In part one, DevOps.com presented Netuitive’s DevOps transformation, which helped the company to automate its product development processes. Now in part two, we take a look at that development process as it stands today.
Netuitive Development & Technical Debt Initiatives
“We are using a Feature Branch Workflow model with Git to isolate our work while we develop and test it,” says Brian Spindler, VP of Engineering, Netuitive. As soon as all teams and team members are in agreement, Netuitive merges the feature with the master branch and deploys it to the internal pre-release staging environment for further testing and verification.
“In the old world, we released software twice a year,” says Spindler. After using the Scrum development process religiously and exclusively to take the software to beta, Netuitive drove the pre-release software through the testing ringer prior to releasing the packaged final product.
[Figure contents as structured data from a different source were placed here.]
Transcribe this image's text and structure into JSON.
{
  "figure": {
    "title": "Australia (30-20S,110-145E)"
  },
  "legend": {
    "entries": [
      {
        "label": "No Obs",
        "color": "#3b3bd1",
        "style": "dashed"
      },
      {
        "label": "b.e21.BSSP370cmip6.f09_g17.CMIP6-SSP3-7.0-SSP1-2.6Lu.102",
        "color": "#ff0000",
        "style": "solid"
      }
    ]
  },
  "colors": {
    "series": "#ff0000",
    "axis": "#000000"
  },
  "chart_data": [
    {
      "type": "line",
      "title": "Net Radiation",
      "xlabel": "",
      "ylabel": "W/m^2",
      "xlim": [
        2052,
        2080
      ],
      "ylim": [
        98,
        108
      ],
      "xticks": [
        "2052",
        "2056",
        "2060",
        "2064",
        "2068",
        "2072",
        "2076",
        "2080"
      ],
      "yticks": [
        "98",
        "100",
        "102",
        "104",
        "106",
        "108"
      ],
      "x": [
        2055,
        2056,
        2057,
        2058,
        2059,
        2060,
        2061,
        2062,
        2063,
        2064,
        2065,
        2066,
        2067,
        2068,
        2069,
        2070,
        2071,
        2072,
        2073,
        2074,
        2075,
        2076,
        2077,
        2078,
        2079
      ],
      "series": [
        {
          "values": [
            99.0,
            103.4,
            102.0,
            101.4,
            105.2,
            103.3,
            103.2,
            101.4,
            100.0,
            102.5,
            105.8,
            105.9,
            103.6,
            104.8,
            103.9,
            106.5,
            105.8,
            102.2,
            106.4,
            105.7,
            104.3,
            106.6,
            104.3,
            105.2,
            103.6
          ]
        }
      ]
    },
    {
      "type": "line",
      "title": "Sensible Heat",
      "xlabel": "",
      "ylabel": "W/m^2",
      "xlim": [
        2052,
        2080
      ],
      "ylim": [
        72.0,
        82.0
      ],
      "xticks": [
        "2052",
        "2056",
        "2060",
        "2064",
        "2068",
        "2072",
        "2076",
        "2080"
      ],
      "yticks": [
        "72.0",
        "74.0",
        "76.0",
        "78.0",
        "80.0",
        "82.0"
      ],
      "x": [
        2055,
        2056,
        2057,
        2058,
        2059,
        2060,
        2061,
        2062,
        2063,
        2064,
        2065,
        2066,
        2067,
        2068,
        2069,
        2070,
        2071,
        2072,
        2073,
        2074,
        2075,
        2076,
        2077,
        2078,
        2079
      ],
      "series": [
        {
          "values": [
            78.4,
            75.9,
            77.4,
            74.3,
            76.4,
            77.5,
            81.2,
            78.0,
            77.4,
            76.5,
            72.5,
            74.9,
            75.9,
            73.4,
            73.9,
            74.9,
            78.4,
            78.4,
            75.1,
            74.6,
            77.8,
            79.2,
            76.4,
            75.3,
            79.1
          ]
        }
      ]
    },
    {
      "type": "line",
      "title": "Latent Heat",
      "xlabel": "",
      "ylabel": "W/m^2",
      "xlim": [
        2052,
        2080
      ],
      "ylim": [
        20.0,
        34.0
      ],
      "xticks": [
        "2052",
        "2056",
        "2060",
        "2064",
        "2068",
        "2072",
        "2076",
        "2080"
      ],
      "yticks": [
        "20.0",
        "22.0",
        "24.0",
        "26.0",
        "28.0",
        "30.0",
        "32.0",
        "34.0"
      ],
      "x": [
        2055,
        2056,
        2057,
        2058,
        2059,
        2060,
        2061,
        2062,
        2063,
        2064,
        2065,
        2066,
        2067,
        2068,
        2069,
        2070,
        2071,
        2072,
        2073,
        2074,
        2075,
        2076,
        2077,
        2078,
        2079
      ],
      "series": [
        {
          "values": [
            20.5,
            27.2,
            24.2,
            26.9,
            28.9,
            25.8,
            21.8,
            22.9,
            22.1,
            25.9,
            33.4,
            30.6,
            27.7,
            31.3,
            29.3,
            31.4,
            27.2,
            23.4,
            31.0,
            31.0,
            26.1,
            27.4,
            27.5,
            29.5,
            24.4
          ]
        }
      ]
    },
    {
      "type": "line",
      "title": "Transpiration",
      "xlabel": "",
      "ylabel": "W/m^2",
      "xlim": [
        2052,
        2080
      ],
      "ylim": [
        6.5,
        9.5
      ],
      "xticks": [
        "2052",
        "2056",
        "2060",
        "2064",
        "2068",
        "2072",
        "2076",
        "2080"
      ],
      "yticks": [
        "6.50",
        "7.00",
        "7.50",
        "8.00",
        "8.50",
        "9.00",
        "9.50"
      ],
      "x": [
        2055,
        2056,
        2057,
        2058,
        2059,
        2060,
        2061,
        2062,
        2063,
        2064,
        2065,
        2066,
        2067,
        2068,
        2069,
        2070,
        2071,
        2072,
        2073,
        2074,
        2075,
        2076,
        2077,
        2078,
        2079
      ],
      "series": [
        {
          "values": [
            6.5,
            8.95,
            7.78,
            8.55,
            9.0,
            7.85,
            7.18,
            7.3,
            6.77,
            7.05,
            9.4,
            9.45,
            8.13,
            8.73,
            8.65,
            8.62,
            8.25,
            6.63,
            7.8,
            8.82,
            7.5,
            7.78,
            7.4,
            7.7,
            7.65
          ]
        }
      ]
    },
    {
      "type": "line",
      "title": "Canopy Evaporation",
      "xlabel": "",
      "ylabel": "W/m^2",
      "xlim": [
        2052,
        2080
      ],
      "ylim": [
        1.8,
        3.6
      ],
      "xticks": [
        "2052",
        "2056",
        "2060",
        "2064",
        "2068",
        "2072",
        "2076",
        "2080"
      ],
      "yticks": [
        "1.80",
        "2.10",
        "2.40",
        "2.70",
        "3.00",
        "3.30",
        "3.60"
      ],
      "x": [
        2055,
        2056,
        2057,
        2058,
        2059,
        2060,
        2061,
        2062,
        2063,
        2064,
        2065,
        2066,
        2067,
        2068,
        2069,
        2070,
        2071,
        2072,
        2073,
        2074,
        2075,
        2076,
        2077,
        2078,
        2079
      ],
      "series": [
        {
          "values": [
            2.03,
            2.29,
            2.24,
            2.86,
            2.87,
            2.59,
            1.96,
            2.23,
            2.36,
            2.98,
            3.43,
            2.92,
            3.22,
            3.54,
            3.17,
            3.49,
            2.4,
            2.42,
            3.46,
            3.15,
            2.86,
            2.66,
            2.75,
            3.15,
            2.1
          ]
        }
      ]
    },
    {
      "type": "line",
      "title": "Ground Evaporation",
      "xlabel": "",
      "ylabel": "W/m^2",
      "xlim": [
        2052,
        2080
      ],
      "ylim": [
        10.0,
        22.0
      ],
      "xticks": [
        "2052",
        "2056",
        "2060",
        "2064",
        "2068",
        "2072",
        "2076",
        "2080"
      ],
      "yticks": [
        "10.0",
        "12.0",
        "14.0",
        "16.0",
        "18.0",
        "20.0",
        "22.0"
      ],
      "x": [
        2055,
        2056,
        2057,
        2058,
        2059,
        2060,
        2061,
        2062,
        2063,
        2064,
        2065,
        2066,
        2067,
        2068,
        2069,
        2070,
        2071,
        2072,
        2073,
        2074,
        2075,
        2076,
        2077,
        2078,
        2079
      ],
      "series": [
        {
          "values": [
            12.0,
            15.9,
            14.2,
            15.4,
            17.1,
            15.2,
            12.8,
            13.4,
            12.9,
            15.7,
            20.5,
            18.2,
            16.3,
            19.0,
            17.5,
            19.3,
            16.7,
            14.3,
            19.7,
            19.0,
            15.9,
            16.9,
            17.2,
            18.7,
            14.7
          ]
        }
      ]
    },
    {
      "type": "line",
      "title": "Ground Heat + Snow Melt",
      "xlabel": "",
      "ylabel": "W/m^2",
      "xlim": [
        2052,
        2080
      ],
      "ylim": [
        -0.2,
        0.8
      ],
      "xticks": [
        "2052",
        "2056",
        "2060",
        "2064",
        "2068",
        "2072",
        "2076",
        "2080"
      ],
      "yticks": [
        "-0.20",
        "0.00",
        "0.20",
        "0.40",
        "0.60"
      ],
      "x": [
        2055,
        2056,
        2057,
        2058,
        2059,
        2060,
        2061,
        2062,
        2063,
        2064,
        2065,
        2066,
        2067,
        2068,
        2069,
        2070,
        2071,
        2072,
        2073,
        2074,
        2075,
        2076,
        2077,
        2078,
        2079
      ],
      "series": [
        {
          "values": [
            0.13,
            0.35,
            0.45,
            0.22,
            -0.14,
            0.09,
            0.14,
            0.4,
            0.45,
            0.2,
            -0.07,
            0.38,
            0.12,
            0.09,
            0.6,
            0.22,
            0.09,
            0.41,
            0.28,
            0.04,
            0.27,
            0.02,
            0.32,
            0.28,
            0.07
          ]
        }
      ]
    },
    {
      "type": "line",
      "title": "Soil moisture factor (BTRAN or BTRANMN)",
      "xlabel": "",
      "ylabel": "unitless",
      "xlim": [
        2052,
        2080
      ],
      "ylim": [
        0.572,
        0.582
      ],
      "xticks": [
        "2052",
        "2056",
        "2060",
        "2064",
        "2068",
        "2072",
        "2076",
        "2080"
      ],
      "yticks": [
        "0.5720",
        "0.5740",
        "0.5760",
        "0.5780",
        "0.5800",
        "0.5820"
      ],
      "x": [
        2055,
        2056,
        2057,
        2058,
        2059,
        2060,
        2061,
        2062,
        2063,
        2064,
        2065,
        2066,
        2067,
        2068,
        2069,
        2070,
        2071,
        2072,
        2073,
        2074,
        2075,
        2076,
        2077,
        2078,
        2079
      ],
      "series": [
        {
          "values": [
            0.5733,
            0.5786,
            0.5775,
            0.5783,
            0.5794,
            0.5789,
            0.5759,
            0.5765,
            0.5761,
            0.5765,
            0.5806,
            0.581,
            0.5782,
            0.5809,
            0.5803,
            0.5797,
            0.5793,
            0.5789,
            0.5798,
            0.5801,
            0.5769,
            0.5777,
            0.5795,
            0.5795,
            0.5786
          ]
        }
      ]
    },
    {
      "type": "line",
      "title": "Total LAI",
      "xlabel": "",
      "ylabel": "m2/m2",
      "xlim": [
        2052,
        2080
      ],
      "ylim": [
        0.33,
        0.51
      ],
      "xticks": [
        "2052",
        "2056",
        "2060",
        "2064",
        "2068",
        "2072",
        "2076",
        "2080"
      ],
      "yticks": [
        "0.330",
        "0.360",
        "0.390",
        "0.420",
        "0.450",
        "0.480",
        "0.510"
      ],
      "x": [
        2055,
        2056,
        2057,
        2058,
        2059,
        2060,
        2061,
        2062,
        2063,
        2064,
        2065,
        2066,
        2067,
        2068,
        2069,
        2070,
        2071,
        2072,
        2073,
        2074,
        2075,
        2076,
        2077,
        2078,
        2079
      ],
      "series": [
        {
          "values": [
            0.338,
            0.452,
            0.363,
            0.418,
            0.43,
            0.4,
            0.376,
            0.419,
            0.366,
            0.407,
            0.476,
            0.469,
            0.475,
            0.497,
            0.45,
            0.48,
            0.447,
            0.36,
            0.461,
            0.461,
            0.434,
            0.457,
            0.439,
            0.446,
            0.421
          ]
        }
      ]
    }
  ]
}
“Now we release on a weekly basis,” says Spindler. The development team shoulders the unit, integration, and acceptance testing while Netuitive reaches forward to increasingly add features and polish its architecture.
Netuitive is continually bringing the increasing technical debt into the black side of the development ledger, so to speak. Netuitive offers two examples of being technically in the red. The first is in the area of unfinished business. Incomplete or hacked up implementations typically happen when the team is developing outside the core technology stack, is cutting corners for speed, has a poor understanding of the software requirements in a given area, has to rush testing, or does not create complete and appropriate documentation, according to Spindler.
The second example circles library / dependency updates, where falling behind can lead to numerous interrupts and blocks for features / bugs / requests that are at the top of the queue, Spindler explains. “Often times in either of these two sample areas, a theme will emerge and that can be a good indicator that it is time to start paying down the technical debt in that area,” says Spindler.
Netuitive puts that debt under a microscope where through transparency and visibility, it can review the bugs on a regular recurring basis and, as soon as an engineer catches something that is offensive to the software, he can create a ticket in JIRA to put it on the backlog to address, according to Spindler.
“However, it doesn’t always make sense to ticket something if it is not actionable,” says Spindler. In such cases, Netuitive will catch those instances of technical debt in the Technical Roadmap Idea Board that it maintains, which captures three verticals: the development environment, the technical debt, and the architectural / structural vision, according to Spindler. “Any team member can contribute to this Board. To keep everything on it in perspective, we hold retrospectives regularly,” says Spindler.
Changes, Experiences
“It was a positive experience seeing how we handle bug fixes differently after switching to a SaaS model,” says Spindler. Now we understand bugs that we fix very well and we easily duplicate them for isolation and to excise them from the software. That’s because the developer has full access and freedom to debug the same system that he reports on. This eliminates the tedium of setting up systems and testing and repairing for edge case scenarios, according to Spindler.
“We were also positively surprised at how quickly something can go from concept to production,” says Spindler. To make that possible, there is an opportunity cost in that development has to be willing to sacrifice, to try something while risking having to toss something aside. “In the SaaS world, it’s all about trade-offs, fast vs. refactoring, pay off that technical debt or put out feature XYZ. When you have a team like ours, everyone’s time is critical, and we work hard at prioritizing and balancing that,” Spindler says.
To maintain the balance and improve the team’s precision and good judgement over time, Netuitive follows Kaizen, which is a continuous improvement methodology. “As the team grows and changes, so will our priorities and the way we work and build the system. We’ve got to be open to that and willing to embrace it,” says Spindler. Regular retrospectives and transparency help to make that possible.